Le réalisateur-scénariste originaire d’Ajaccio change de format et passe au long métrage. Une évolution qui se solde par la sortie, ce printemps, de La nuit venue. Un beau moment de cinéma en perspective. Avec en plus Camélia Jordana.
Par Véronique Emmanuelli
Frédéric Farrucci, 49 ans, réalisateur, scénariste, originaire d’Ajaccio, aime regarder les gens et observer tout ce qui l’entoure, à la manière d’un insatiable curieux, pour comprendre ce qui se passe. Il sonde les sensibilités, les affects, réagit aux faits sociaux, aux réalités culturelles, accumule les petites histoires humaines personnelles et collectives. Dans son champ d’intérêt, il a intégré la rue, et la ville en général, qui permettent de se poser des questions sur le lien entre l’espace et les tensions ambiantes, de faire face à de grands récits contemporains et de mettre en évidence la parole de citoyens ordinaires. Autant de dynamiques qui sont devenues enjeu cinématographique.

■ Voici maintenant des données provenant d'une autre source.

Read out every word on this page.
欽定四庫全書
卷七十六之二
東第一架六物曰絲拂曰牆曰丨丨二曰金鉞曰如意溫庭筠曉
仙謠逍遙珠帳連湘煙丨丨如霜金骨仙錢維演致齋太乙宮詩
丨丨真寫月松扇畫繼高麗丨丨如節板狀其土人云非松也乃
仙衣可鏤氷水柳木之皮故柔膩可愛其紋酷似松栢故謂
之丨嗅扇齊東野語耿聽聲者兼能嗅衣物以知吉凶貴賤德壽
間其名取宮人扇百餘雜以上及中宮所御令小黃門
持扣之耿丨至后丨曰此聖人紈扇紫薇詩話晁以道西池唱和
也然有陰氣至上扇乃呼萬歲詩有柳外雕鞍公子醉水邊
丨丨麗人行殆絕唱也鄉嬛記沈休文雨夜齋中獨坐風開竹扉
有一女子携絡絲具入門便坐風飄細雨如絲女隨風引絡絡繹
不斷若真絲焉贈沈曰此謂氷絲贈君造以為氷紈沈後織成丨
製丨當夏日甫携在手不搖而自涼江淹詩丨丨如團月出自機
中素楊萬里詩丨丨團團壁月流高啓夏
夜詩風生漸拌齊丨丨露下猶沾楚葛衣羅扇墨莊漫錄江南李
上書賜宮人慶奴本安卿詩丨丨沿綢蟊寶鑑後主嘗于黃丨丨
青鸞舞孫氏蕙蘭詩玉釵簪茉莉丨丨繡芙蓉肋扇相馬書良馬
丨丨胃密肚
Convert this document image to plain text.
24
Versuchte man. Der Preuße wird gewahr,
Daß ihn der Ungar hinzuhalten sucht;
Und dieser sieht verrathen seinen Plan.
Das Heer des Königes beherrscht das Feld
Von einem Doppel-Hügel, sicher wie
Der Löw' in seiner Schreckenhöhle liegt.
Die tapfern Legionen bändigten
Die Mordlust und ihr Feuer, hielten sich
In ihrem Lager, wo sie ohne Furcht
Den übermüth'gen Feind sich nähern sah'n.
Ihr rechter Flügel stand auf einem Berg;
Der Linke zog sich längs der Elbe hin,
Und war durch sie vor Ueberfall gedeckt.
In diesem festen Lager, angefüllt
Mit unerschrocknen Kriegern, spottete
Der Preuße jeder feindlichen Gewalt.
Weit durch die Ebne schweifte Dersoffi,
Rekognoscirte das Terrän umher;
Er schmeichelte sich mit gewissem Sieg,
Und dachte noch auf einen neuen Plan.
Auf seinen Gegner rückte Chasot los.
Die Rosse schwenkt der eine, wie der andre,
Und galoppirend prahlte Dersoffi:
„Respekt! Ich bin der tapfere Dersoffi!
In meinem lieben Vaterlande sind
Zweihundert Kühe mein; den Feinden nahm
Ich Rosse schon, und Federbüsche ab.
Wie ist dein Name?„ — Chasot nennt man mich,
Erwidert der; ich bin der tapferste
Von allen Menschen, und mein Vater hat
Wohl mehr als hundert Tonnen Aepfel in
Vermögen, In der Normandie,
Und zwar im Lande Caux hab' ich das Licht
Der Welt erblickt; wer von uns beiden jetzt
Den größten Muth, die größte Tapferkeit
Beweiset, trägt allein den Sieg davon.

L’angle adopté est celui du premier long métrage, 1h35 durant, La nuit venue dont la sortie officielle en salle est prévue le 1er avril 2020. L’avant-première en revanche se passera dans l’île. Frédéric Farrucci a des idées bien arrêtées sur ce point. « Je tiens absolument à montrer mon film à mes compatriotes d’abord. » précise-t-il. « Jin est un jeune Chinois, sans papiers qui conduit un VTC chaque nuit, à travers Paris, pour le compte d’une mafia, et qui rembourse ainsi la dette de son émigration », raconte le réalisateur. Le chauffeur, au hasard d’une de ses courses nocturnes, « croisera le chemin d’une jeune call-girl et strip-teaseuse. Elle bouleversera son destin et le conduira à enfreindre les règles sévères de son milieu », complète-t-il. Il revendique volontiers « un film noir, un genre qui permet au travers d’une histoire criminelle ou policière, de raconter un état de la société ». L’obscurité parisienne ajoute à l’affaire un supplément de poésie violente et d’excès à force « d’entrecroiser et de confondre la norme et la marge. Les différences s’estompent à ce moment-là ».
Idées noires
Et dans cet univers, il n’y a pas de place pour les lueurs du jour qui laissent espérer de beaux lendemains. D’entrée de jeu. « L’un de mes co-scénaristes m’avait proposé une histoire d’amour entre une strip-teaseuse et un taxi de nuit. Mais je n’étais pas très attiré par la romance. Par contre, le taxi de nuit avait retenu mon attention. » Mais cela suppose en apprendre davantage sur la profession. Frédéric Farrucci qui ne voit pas la vie en rose, se lance dans une enquête de terrain. Sa démarche le rapproche d’universitaires et autres chercheurs. Très vite, il se retrouve confronté « à une légende urbaine, dont la véracité n’a jamais été vérifiée, selon laquelle un nombre croissant de taxis clandestins chinois à la solde d’une mafia circuleraient dans Paris ». Il n’empêche, le propos réjouit l’imagination. Il fixe des décors blêmes, célèbre des atmosphères poisseuses et injecte des idées sombres à souhait. Frédéric Farrucci aime, l’atmosphère, « la communauté chinoise très importante en France, opaque et peu traitée au cinéma aussi ». D’autant qu’elle pourrait afficher de troublantes résonances avec « l’immigration clandestine, avec l’esclavagisme moderne, un thème qui me trouble beaucoup. Je suis attristé par la manière dont la France accueille les migrants et, dans le même élan oublie qu’elle s’est construite dans la diversité », insiste-t-il.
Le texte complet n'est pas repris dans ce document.